After much deliberation and focus, and one late night where i told myself I just need to stop procrastinating and get thing finished the turret is working!
As a reminder, I’ve had the visual spotting code working for a while, but I needed to work on moving the motors, which proved a harder challenge than I had wanted. The camera sees a person and gets the center location of the bounding box, then calculates the difference between the center of the frame and the bbox center. The next step is to get the left-right motor to just move a fixed distance, to keep things simple I’m skipping vertical adjustments at this stage.
As a review, I have tried several approaches. The motors are driven with two inputs each, a DIRECTION pin, and a STEP pin. The voltage HIGH or LOW on the direction pin sets the direction the motor steps towards, and the STEP pin pulses the motor one step(or micro-step).
- I initially tried driving the motors though the jetson using python and the jetson.gpio library. Realtime hardware control in python… didn’t work. I tried using threading, but turns out even using threading wasn’t enough. I started looking into having a separate process going, and just realized it was becoming too complicated, and this was not what i wanted to focus on. I was able to drive the motors, but there too much stuttering.
- Next I tried what I should have done in the first place – have a embedded system control the motors – ie an Arduino. I choose a Seeeduino Xiao – low cost, the only real downside is the compile time in the Arduino IDE. I started by sending serial data from the Python sketch to the Arduino with a test sketch where I was parsing and creating the motor drive signals myself, but that quickly ballooned in complexity, and I looked around again for a library. I had looked for an off the shelf library for multi-motor stepper control, but didn’t find one. There was some frustration controlling the motors with my homemade sketch, I ran into the same problems as the python sketch: the handoff to read and parse the serial commands was taking too long and the motors were not moving smoothly.
- After trying to briefly roll my own motor driver, I finally found the AccelStepper library and it worked like a dream. Velocity and acceleration threshold settings, move by velocity or position, multiple motors support with multiple speeds, this library was perfect. In 10minutes I had made a demo sketch and was kicking myself for not looking a little more previously. After all, I don’t care as much about this step, my real goal is to make a motion platform for reinforcement learning.
After getting the motors working I had the turret tracking in a few minutes. The whole code flow is as follows:
- Look for a object with a specific ClassID in view of the camera. Otherwise do nothing
- If found, calculate error between person and and center of the camera view.

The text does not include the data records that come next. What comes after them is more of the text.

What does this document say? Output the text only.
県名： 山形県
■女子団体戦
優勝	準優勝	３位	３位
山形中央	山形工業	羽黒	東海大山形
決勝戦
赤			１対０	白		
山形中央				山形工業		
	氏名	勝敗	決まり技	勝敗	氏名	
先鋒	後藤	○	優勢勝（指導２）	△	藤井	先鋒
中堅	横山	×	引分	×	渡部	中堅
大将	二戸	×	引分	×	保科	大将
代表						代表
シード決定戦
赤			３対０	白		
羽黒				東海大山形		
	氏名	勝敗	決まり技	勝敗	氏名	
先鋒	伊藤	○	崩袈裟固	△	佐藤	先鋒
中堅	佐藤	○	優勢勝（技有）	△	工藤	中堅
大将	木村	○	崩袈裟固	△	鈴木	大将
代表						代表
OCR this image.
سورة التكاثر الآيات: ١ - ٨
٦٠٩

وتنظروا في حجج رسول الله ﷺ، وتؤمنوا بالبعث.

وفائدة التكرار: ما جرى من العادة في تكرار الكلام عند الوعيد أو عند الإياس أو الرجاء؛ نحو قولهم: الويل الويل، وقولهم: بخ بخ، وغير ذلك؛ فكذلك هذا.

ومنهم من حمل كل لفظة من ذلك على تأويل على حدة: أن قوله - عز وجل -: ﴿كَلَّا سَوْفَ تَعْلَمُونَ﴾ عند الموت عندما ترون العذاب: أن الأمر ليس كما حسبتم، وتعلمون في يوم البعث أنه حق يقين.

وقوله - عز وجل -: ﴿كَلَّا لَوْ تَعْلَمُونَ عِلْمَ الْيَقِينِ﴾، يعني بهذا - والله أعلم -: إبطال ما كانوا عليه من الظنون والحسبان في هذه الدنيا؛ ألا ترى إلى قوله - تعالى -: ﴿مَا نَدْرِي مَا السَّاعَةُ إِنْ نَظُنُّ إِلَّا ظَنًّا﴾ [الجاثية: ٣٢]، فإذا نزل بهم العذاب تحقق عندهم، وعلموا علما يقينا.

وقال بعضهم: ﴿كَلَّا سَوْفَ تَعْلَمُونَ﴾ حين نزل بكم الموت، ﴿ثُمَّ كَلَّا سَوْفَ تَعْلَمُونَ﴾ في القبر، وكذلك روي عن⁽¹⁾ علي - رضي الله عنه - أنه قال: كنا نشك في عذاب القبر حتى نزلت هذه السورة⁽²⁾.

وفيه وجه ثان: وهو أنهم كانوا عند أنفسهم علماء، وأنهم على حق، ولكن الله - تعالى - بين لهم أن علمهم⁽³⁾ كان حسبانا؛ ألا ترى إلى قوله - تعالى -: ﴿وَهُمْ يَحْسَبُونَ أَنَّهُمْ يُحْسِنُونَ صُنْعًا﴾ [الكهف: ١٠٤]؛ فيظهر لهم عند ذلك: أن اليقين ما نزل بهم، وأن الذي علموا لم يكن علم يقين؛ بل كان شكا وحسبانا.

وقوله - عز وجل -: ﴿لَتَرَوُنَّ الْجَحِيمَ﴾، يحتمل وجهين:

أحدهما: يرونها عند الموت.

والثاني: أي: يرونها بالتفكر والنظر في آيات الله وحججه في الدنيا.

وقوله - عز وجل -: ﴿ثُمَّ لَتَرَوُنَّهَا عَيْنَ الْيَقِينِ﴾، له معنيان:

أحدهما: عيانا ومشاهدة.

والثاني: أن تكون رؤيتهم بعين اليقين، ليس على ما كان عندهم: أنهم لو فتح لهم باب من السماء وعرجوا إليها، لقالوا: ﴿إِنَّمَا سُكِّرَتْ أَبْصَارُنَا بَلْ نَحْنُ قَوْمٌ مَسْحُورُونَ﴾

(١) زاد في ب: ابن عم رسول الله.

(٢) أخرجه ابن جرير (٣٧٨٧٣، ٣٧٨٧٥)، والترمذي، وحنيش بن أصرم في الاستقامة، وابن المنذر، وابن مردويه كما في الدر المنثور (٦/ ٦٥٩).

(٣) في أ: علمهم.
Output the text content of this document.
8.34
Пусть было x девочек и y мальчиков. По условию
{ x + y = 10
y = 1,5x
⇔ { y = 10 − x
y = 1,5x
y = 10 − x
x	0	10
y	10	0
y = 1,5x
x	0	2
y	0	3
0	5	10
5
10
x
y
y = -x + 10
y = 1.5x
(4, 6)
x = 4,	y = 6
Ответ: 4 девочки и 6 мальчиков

- If the error is below a certain threshold zone, fire. The threshold zone is the “dead-zone” where the motors do not move
- If the error is above the theshold, move at a fixed distance and speed.
If the distance and speed is too low, the turrent won’t follow quick enough to stay on target. If the distance and/or speed is too high, you get oscillations. What is needed next is a PID loop to set the distance to move. For now I’ll just move at max speed all the time, the motor library takes care of the ramping up to the max speed and the acceleration is adjustable.